Never got a chance to see their admin dashboard, because after few emails I recieved this one (vulnerable translation from Russian):

We analyzed our 3 years long partnership with over 200 companies in 19 countries and came to conclusion that Competera is efficient only for businesses over 1000 monthly transactions. Check our blog and knowledge base to reach this turnover faster…

Sorry folks, I do not have that big store right now to do tests. Do you?

Prisync review

From the start I was bashed with necessity to manually enter products (!) and links to my own product pages and all competitors I want to track (!!!). Why though?

price automation - prisync dashboard screenshot

Pricelab review

Pricelab is a significantly cheaper (starting at $20 a month) solution, but makes no real sense to use, since it lacks some vital features like competitor analysis and recommendation engine. Going with an in-house solution is definitely a better option.

So it is more or less similar with some exceptions. And what about an in-house solution?

In house solution

An in-house solution may seem to be more complicated and expensive, while in reality it can easily prove to be not just a cheaper one, but also much more flexible. Its functionality is only limited by your demands and your programmer’s professionalism. External services provide quite a lot of features, but almost none provide all at once and none at all provide unlimited set of features.

First thing you need to consider is hiring a programmer, who can handle the task of developing an in-house price regulation and personalization system. Prices may vary depending on your region, so before you take any further steps do a little research: check the prices of external services you consider using and the average hourly rate of a programmer in your region. Try evaluate how much each solution may cost you in the long term. Consider using Upwork to hire specialists that fit both your requirements and finances.

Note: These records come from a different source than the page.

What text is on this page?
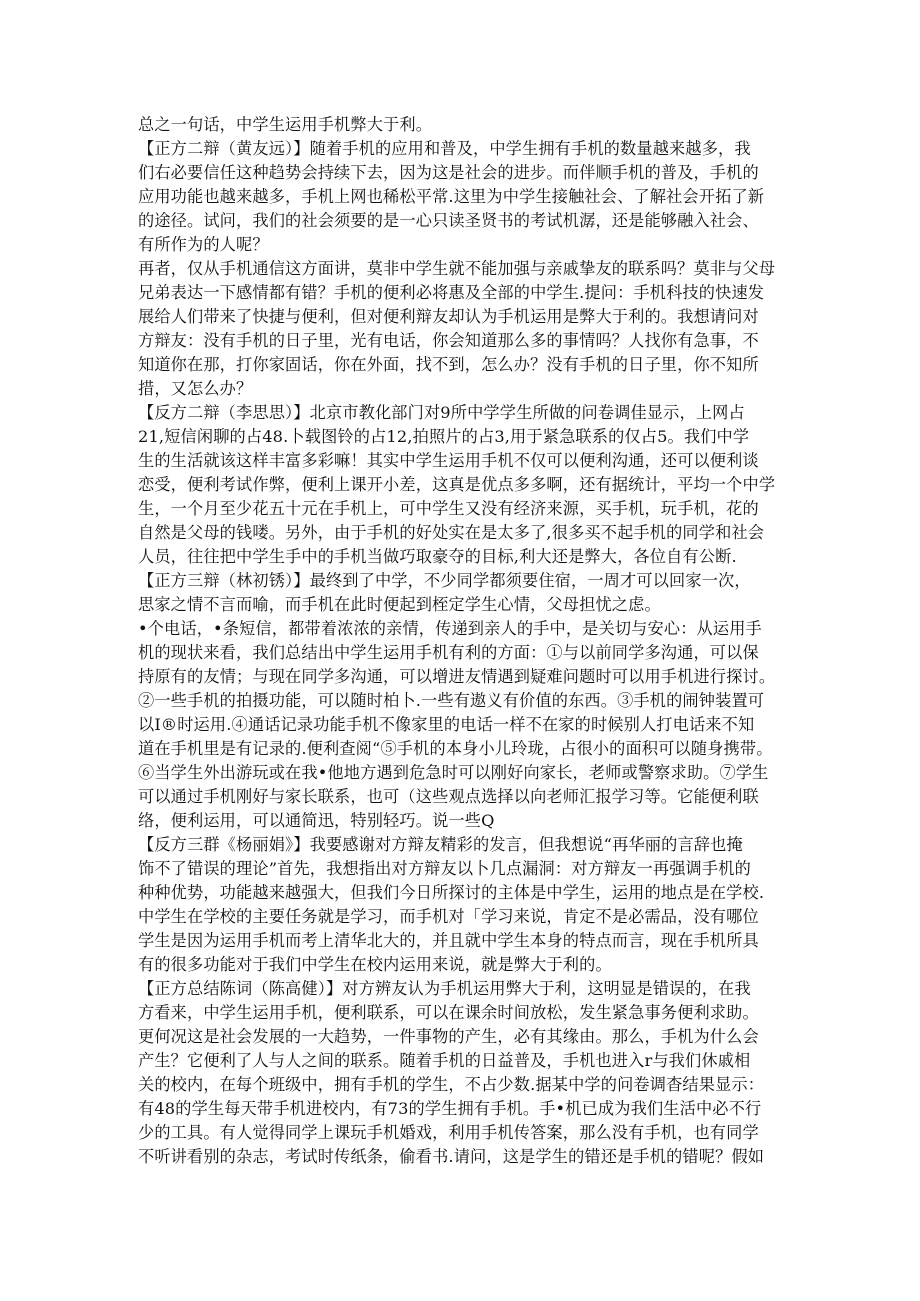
总之一句话，中学生运用手机弊大于利。
【正方二辩（黄友远）】随着手机的应用和普及，中学生拥有手机的数量越来越多，我
们右必要信任这种趋势会持续下去，因为这是社会的进步。而伴顺手机的普及，手机的
应用功能也越来越多，手机上网也稀松平常.这里为中学生接触社会、了解社会开拓了新
的途径。试问，我们的社会须要的是一心只读圣贤书的考试机潺，还是能够融入社会、
有所作为的人呢？
再者，仅从手机通信这方面讲，莫非中学生就不能加强与亲戚挚友的联系吗？莫非与父母
兄弟表达一下感情都有错？手机的便利必将惠及全部的中学生.提问：手机科技的快速发
展给人们带来了快捷与便利，但对便利辩友却认为手机运用是弊大于利的。我想请问对
方辩友：没有手机的日子里，光有电话，你会知道那么多的事情吗？人找你有急事，不
知道你在那，打你家固话，你在外面，找不到，怎么办？没有手机的日子里，你不知所
措，又怎么办？
【反方二辩（李思思）】北京市教化部门对9所中学学生所做的问卷调佳显示，上网占
21,短信闲聊的占48.卜载图铃的占12,拍照片的占3,用于紧急联系的仅占5。我们中学
生的生活就该这样丰富多彩嘛！其实中学生运用手机不仅可以便利沟通，还可以便利谈
恋受，便利考试作弊，便利上课开小差，这真是优点多多啊，还有据统计，平均一个中学
生，一个月至少花五十元在手机上，可中学生又没有经济来源，买手机，玩手机，花的
自然是父母的钱喽。另外，由于手机的好处实在是太多了,很多买不起手机的同学和社会
人员，往往把中学生手中的手机当做巧取豪夺的目标,利大还是弊大，各位自有公断.
【正方三辩（林初锈）】最终到了中学，不少同学都须要住宿，一周才可以回家一次，
思家之情不言而喻，而手机在此时便起到桎定学生心情，父母担忧之虑。
•个电话，•条短信，都带着浓浓的亲情，传递到亲人的手中，是关切与安心：从运用手
机的现状来看，我们总结出中学生运用手机有利的方面：①与以前同学多沟通，可以保
持原有的友情；与现在同学多沟通，可以增进友情遇到疑难问题时可以用手机进行探讨。
②一些手机的拍摄功能，可以随时柏卜.一些有遨义有价值的东西。③手机的闹钟装置可
以I®时运用.④通话记录功能手机不像家里的电话一样不在家的时候别人打电话来不知
道在手机里是有记录的.便利查阅“⑤手机的本身小儿玲珑，占很小的面积可以随身携带。
⑥当学生外出游玩或在我•他地方遇到危急时可以刚好向家长，老师或警察求助。⑦学生
可以通过手机刚好与家长联系，也可（这些观点选择以向老师汇报学习等。它能便利联
络，便利运用，可以通简迅，特别轻巧。说一些Q
【反方三群《杨丽娟》】我要感谢对方辩友精彩的发言，但我想说“再华丽的言辞也掩
饰不了错误的理论”首先，我想指出对方辩友以卜几点漏洞：对方辩友一再强调手机的
种种优势，功能越来越强大，但我们今日所探讨的主体是中学生，运用的地点是在学校.
中学生在学校的主要任务就是学习，而手机对「学习来说，肯定不是必需品，没有哪位
学生是因为运用手机而考上清华北大的，并且就中学生本身的特点而言，现在手机所具
有的很多功能对于我们中学生在校内运用来说，就是弊大于利的。
【正方总结陈词（陈高健）】对方辨友认为手机运用弊大于利，这明显是错误的，在我
方看来，中学生运用手机，便利联系，可以在课余时间放松，发生紧急事务便利求助。
更何况这是社会发展的一大趋势，一件事物的产生，必有其缘由。那么，手机为什么会
产生？它便利了人与人之间的联系。随着手机的日益普及，手机也进入r与我们休戚相
关的校内，在每个班级中，拥有手机的学生，不占少数.据某中学的问卷调杳结果显示：
有48的学生每天带手机进校内，有73的学生拥有手机。手•机已成为我们生活中必不行
少的工具。有人觉得同学上课玩手机婚戏，利用手机传答案，那么没有手机，也有同学
不听讲看别的杂志，考试时传纸条，偷看书.请问，这是学生的错还是手机的错呢？假如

We can help you calculate a cost sheet for your in-house solution, taking into account all your preferences, needs and, in case your budget is tight, help you adjust the scope of work accordingly.

To sum it up on price automation

So, there are two important aspects to consider in pricing strategy: behavior of your competitors and interests of your customers. You can handle competitors manually, but customers definitely require an automated personalization approach.

It is important to:

  • Be aware of prices and product availability of your competitors;
  • Track both current prices and price dynamics;
  • Adjust your prices according to your competition (e.g.: “find a better offer and we’ll give you a discount”);
  • Form product bundles. It creates a set of exclusive competitive offers unique to your shop;
  • Pay attention to delivery terms of your competitors (a feasible opportunity to outcompete even those with the lowest prices);
  • Use personalization platforms for ecommerce to adjust prices in real time.

Choosing a solution depends on what is more effective both functionally and financially in your particular case.